EL DUENDE DE LA TORMENTA

            EL DUENDE DE LA TORMENTA


Autora: Carlota Carvallo
Cierta vez unos viajeros encontraron cerca de una mina abandonada un muchachito indio dormido. Les llamó la atención que un ser humano estuviera en un paraje tan frío y solitario y trataron de averiguar cómo había llegado hasta allí, pero él permaneció completamente mudo. Le preguntaron el nombre de sus padres, sin obtener respuesta alguna. Los miraba extrañado como si no comprendiera una palabra.

Vacilaron entre dejarlo allí abandonado a su suerte o llevarlo consigo.

Un noble acto

Decidieron esto último y montándolo a la grupa de una de sus cabalgaduras, fueron con él hasta el caserío más cercano.

Allí lo dejaron en manos de una buena mujer, que vivía con cierta comodidad y tenía dos hijos.

Ella lo tuvo en su casita, lo vistió y le dio de comer. Luego le preparó un blando lecho y lo trató con cariño. Pero el chico parecía un animalito del monte, pues no hablaba y miraba con recelo a su protectora.

Después de unos días, pensó dedicarlo a las faenas del campo y le dio un costal para que fuera a cosechar papas, pero el muchacho se puso a dormir y regresó sin las papas y sin el costal.

Al otro día la buena mujer se dijo: «No sirve para la cosecha, pero en algo tiene que ayudar. Hoy lo mandaré a cuidar el rebaño». Y así se lo ordenó. Pero esa tarde el muchacho se presentó con dos ovejas de menos.

Su mayor placer consistía en seguir a los peones que trabajaban en las minas.
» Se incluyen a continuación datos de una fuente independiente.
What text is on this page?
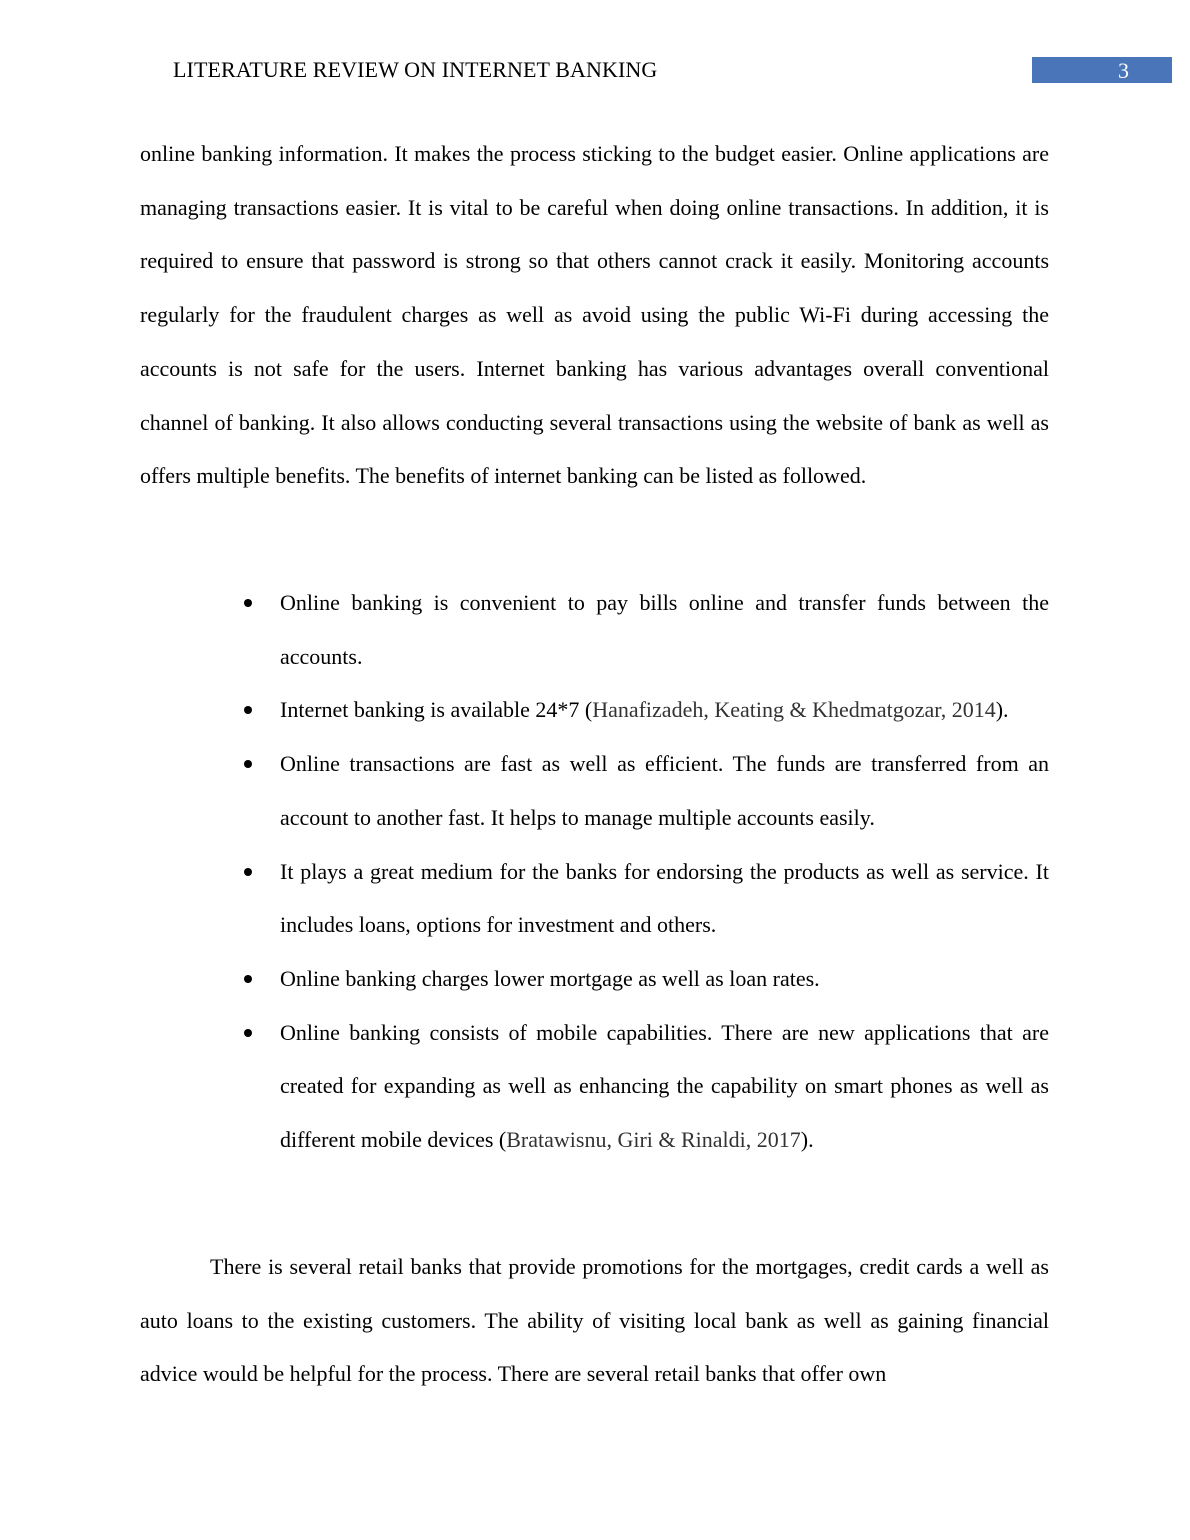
LITERATURE REVIEW ON INTERNET BANKING	3

online banking information. It makes the process sticking to the budget easier. Online applications are managing transactions easier. It is vital to be careful when doing online transactions. In addition, it is required to ensure that password is strong so that others cannot crack it easily. Monitoring accounts regularly for the fraudulent charges as well as avoid using the public Wi-Fi during accessing the accounts is not safe for the users. Internet banking has various advantages overall conventional channel of banking. It also allows conducting several transactions using the website of bank as well as offers multiple benefits. The benefits of internet banking can be listed as followed.

Online banking is convenient to pay bills online and transfer funds between the accounts.
Internet banking is available 24*7 (Hanafizadeh, Keating & Khedmatgozar, 2014).
Online transactions are fast as well as efficient. The funds are transferred from an account to another fast. It helps to manage multiple accounts easily.
It plays a great medium for the banks for endorsing the products as well as service. It includes loans, options for investment and others.
Online banking charges lower mortgage as well as loan rates.
Online banking consists of mobile capabilities. There are new applications that are created for expanding as well as enhancing the capability on smart phones as well as different mobile devices (Bratawisnu, Giri & Rinaldi, 2017).

There is several retail banks that provide promotions for the mortgages, credit cards a well as auto loans to the existing customers. The ability of visiting local bank as well as gaining financial advice would be helpful for the process. There are several retail banks that offer own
Se introducía allí sin que nadie se ocupara de él. Amaba la oscuridad y en los días de sol se metía en el rincón más oscuro de la casa.

Lo que sucedió en una noche tormentosa

Una noche se desató una furiosa tempestad. Los truenos retumbaban en las montañas vecinas y el viento rugía en los tejados de las chozas. La mujer y sus hijos se abrazaron llenos de temor. Entonces sucedió una cosa extraordinaria. El muchachito se animó, sus ojos brillaron de alegría.

y empezó a cantar con una vocecita destemplada y chillona, en un idioma desconocido. Luego se puso a bailar agitando los brazos. Sus movimientos se hacían cada vez más rápidos, hasta que de improviso abrió la puerta y se lanzó afuera, perdiéndose entre la oscuridad.

La pobre mujer salió a llamarlo, porque le había tomado cariño, pero el arisco muchacho no regresó nunca más.

Pasó mucho tiempo. Los hijos de la viuda crecieron y fueron mineros, como había sido su padre. Un día hubo un desplome en la mina y uno de ellos quedó sepultado junto con otros operarios. La pobre mujer acudió desconsolada y no quiso moverse en todo el día, esperando que extrajeran a su hijo.

La recompensa del duende

Pero llegó la noche y los mineros abandonaron la tarea. La mina quedó desierta y la pobre mujer permaneció llorando sentada en una piedra. De pronto empezó a retumbar el trueno y a iluminar el rayo, el cielo ennegrecido por la tormenta. Una figura humana se agitó entre la oscuridad. Al pasar cerca de la mujer, esta lo reconoció. Era el muchachito a quien ella había recogido en su casa, hacía tanto tiempo.

Él se detuvo a mirarla y un relámpago iluminó en ese momento el semblante lloroso de la pobre mujer. Entonces le hizo una seña para que lo siguiera y se perdió en la oscuridad de la mina.

La mujer anduvo a tientas, durante un largo rato. El muchacho le indicaba el camino con agudos gritos. Al fin se detuvo y con sus manos afiladas empezó a arañar la dura roca.

Pronto quedó abierto un agujero por donde pudo penetrar. Un rato después volvía con el cuerpo del minero a cuestas. Estaba con los ojos cerrados y parecía muerto. Le sopló en la cara y así lo reanimó. Después se incorporó y pudo andar. El muchacho los guió hasta la entrada de la mina. Los truenos seguían retumbando, pero ya la pobre mujer no tenía miedo, había recobrado a su hijo y se sentía demasiado feliz.

Cuando quiso agradecer al extraño hombrecillo su buena acción, ya este había desaparecido.

A la luz de un relámpago, lo vio alejarse bailando, siempre bailando entre la tempestad.